Chapter 8: Security Providers

8.3. The Security Class

The Security class (java.security.Security) is responsible for managing the set of provider classes that a Java program can use, and forms the last link in the architecture of the security provider. This class is final, and all its methods are static (except for its constructor, which is private). Like the System and Math classes, then, the Security class can never be created or subclassed; it exists simply to provide a placeholder for methods that deal with the java.security package.

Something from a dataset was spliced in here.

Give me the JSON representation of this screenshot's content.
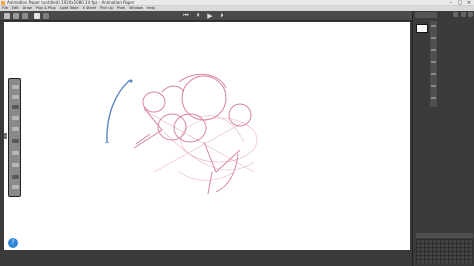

Earlier, we explained how to add entries to the java.security file to add new providers to the security architecture. The same feat can be accomplished programmatically via these methods of the Security class:

public static int addProvider(Provider provider)

Add a new provider into the list of providers. The provider is added to the end of the internal array of providers.

public static int insertProviderAt(Provider provider, int position)

Add a new provider into the internal array of providers. The provider is added at the specified position; other providers have their index changed if necessary to make room for this provider. Position counting begins at 1.

The notion that these classes are kept in an indexed array is important; when the Security class is asked to provide a particular algorithm for an operation, the array is searched sequentially for a provider that can provide the requested algorithm for the requested operation.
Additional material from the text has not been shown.